By now, it's hardly a secret that there are some pundits out there who take pleasure in jumping up and down on the Clintons every time either Bill or Hillary is going through tough times. And from the moment tonight's coverage began in earnest, it was clear that this night would be no different from any other. But the pundits may not have as much evidence for their claims about the supposedly detrimental effect Bill Clinton played in his wife's loss in South Carolina as they suggest.
MSNBC has, predictably, been focusing on the former president, hammering him especially for comments he made today comparing Barack Obama to Jesse Jackson, who was twice the victor in South Carolina caucuses in the 1980s. Their focus was so intense, in fact, that at one point anchor Keith Olbermann joked, in segueing from one segment discussing Clinton to another, "Not to make it look like we're piling on, but it is such a relevant issue."
On CNN, the story was no different. Carl Bernstein, who's written unflattering portraits of the Clintons before, said tonight, "Bill Clinton is a huge loser in this, because it looks, I think, to many people in the party that he has squandered his post-presidency the same way he squandered part of his presidency." Similarly, a post on CNN's Political Ticker blog leads, "Bill Clinton's aggressive campaigning in South Carolina in the days leading up to the state's primary may have had a net negative effect among South Carolina's Democratic primary voters."

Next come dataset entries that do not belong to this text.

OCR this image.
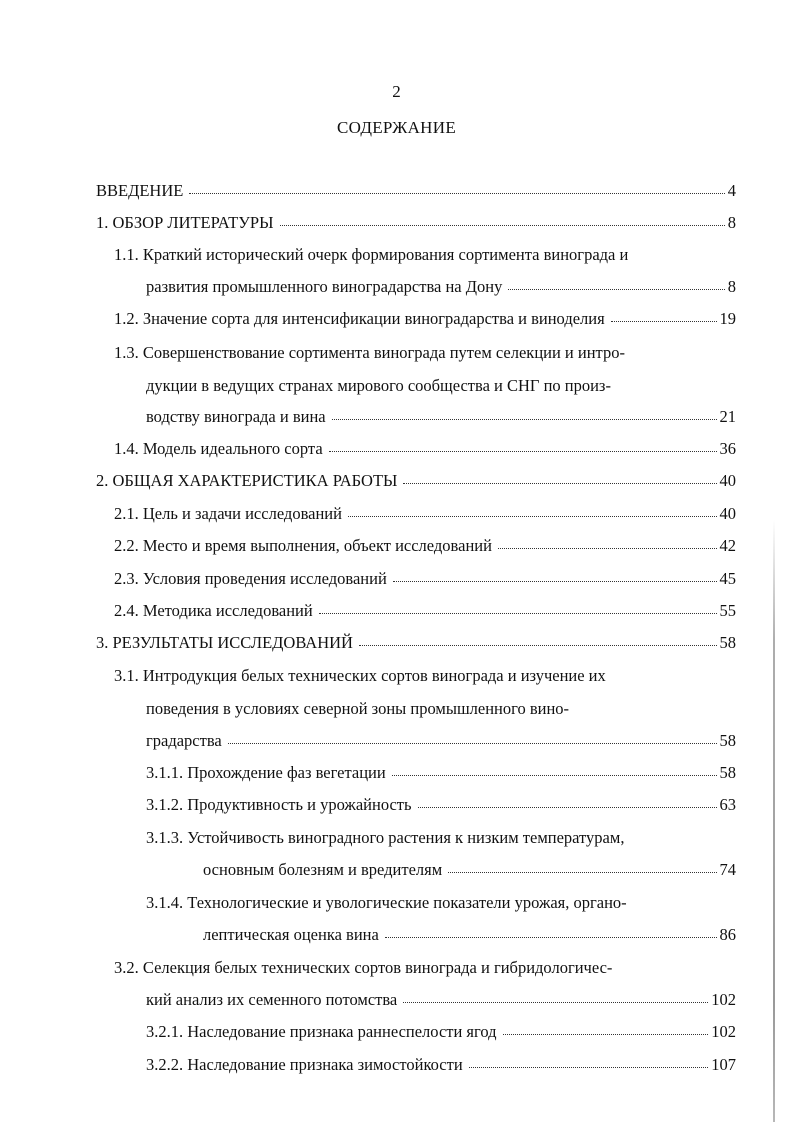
2
СОДЕРЖАНИЕ
ВВЕДЕНИЕ	4
1. ОБЗОР ЛИТЕРАТУРЫ	8
1.1. Краткий исторический очерк формирования сортимента винограда и
развития промышленного виноградарства на Дону	8
1.2. Значение сорта для интенсификации виноградарства и виноделия	19
1.3. Совершенствование сортимента винограда путем селекции и интро-
дукции в ведущих странах мирового сообщества и СНГ по произ-
водству винограда и вина	21
1.4. Модель идеального сорта	36
2. ОБЩАЯ ХАРАКТЕРИСТИКА РАБОТЫ	40
2.1. Цель и задачи исследований	40
2.2. Место и время выполнения, объект исследований	42
2.3. Условия проведения исследований	45
2.4. Методика исследований	55
3. РЕЗУЛЬТАТЫ ИССЛЕДОВАНИЙ	58
3.1. Интродукция белых технических сортов винограда и изучение их
поведения в условиях северной зоны промышленного вино-
градарства	58
3.1.1. Прохождение фаз вегетации	58
3.1.2. Продуктивность и урожайность	63
3.1.3. Устойчивость виноградного растения к низким температурам,
основным болезням и вредителям	74
3.1.4. Технологические и увологические показатели урожая, органо-
лептическая оценка вина	86
3.2. Селекция белых технических сортов винограда и гибридологичес-
кий анализ их семенного потомства	102
3.2.1. Наследование признака раннеспелости ягод	102
3.2.2. Наследование признака зимостойкости	107
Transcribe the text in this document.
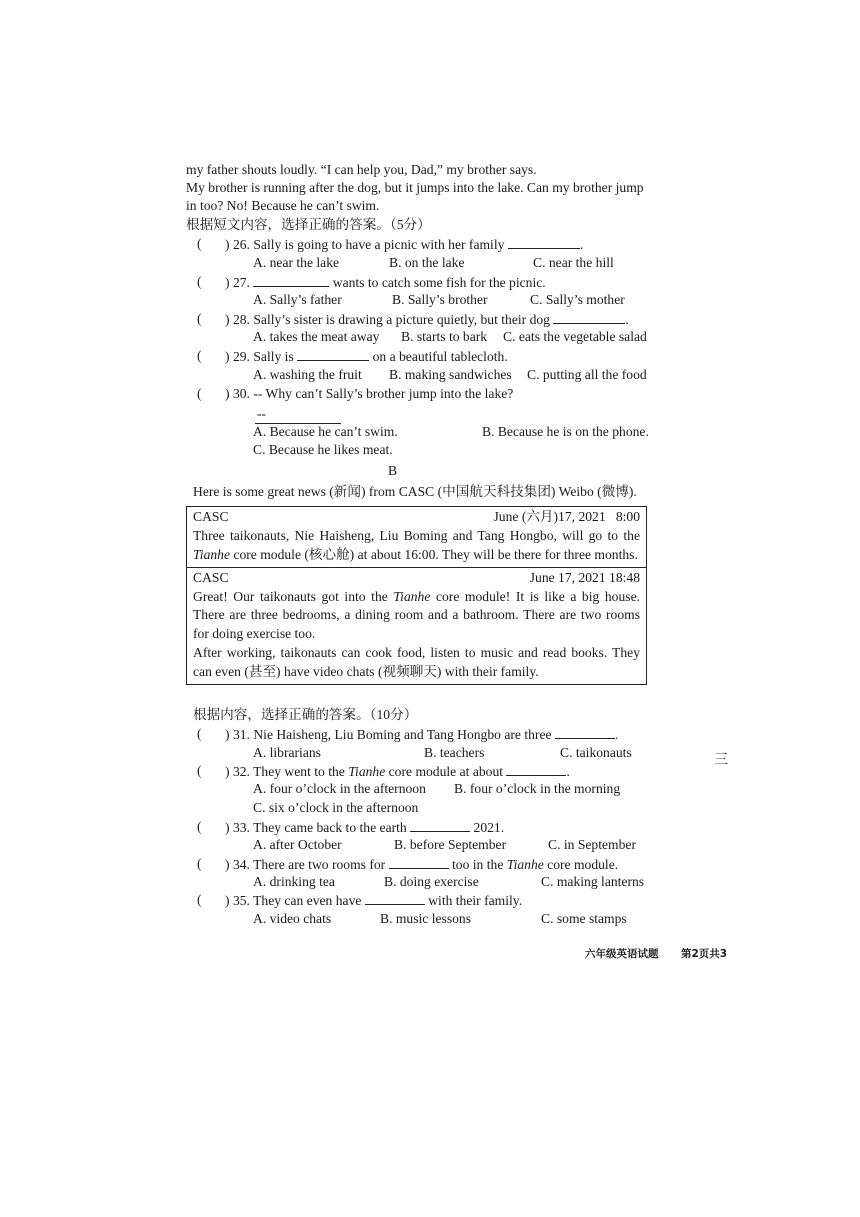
my father shouts loudly. “I can help you, Dad,” my brother says.
My brother is running after the dog, but it jumps into the lake. Can my brother jump
in too? No! Because he can’t swim.
根据短文内容，选择正确的答案。（5分）
( ) 26. Sally is going to have a picnic with her family	.
A. near the lake	B. on the lake	C. near the hill
( ) 27.	wants to catch some fish for the picnic.
A. Sally’s father	B. Sally’s brother	C. Sally’s mother
( ) 28. Sally’s sister is drawing a picture quietly, but their dog	.
A. takes the meat away B. starts to bark C. eats the vegetable salad
( ) 29. Sally is	on a beautiful tablecloth.
A. washing the fruit B. making sandwiches C. putting all the food
( ) 30. -- Why can’t Sally’s brother jump into the lake?
--
A. Because he can’t swim.	B. Because he is on the phone.
C. Because he likes meat.
B
Here is some great news (新闻) from CASC (中国航天科技集团) Weibo (微博).
CASC	June (六月)17, 2021   8:00
Three taikonauts, Nie Haisheng, Liu Boming and Tang Hongbo, will go to the Tianhe core module (核心舱) at about 16:00. They will be there for three months.
CASC	June 17, 2021 18:48
Great! Our taikonauts got into the Tianhe core module! It is like a big house. There are three bedrooms, a dining room and a bathroom. There are two rooms for doing exercise too.
After working, taikonauts can cook food, listen to music and read books. They can even (甚至) have video chats (视频聊天) with their family.
根据内容，选择正确的答案。（10分）
( ) 31. Nie Haisheng, Liu Boming and Tang Hongbo are three	.
A. librarians	B. teachers	C. taikonauts
( ) 32. They went to the Tianhe core module at about	.
A. four o’clock in the afternoon B. four o’clock in the morning
C. six o’clock in the afternoon
( ) 33. They came back to the earth	2021.
A. after October	B. before September	C. in September
( ) 34. There are two rooms for	too in the Tianhe core module.
A. drinking tea	B. doing exercise	C. making lanterns
( ) 35. They can even have	with their family.
A. video chats	B. music lessons	C. some stamps
六年级英语试题 第2页共3
三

And while the networks do have some evidence to fall back on -- that same CNN blog post notes "Roughly 6 in 10 South Carolina Democratic primary voters said Bill Clinton's campaigning was important in how they ultimately decided to vote, and of those voters, 48 percent went for Barack Obama while only 37 percent went for Hillary Clinton" -- a look at the exit poll data in context shows that Bill Clinton may not have been the weight around the neck of his wife's campaign that he's being made out to be.
What's not being noted is that Obama actually won bigger among the 40 percent of voters who said Bill Clinton's campaigning wasn't important to their decision; he took 62 percent of that vote, and John Edwards actually came in second among that group with 25 percent while Hillary Clinton had just 13 percent. And when the exit poll results are broken into more categories on that question -- "very important," "somewhat important," "not too important," "not important at all" -- Clinton has a narrow win in the "very important" category, while Obama takes the rest.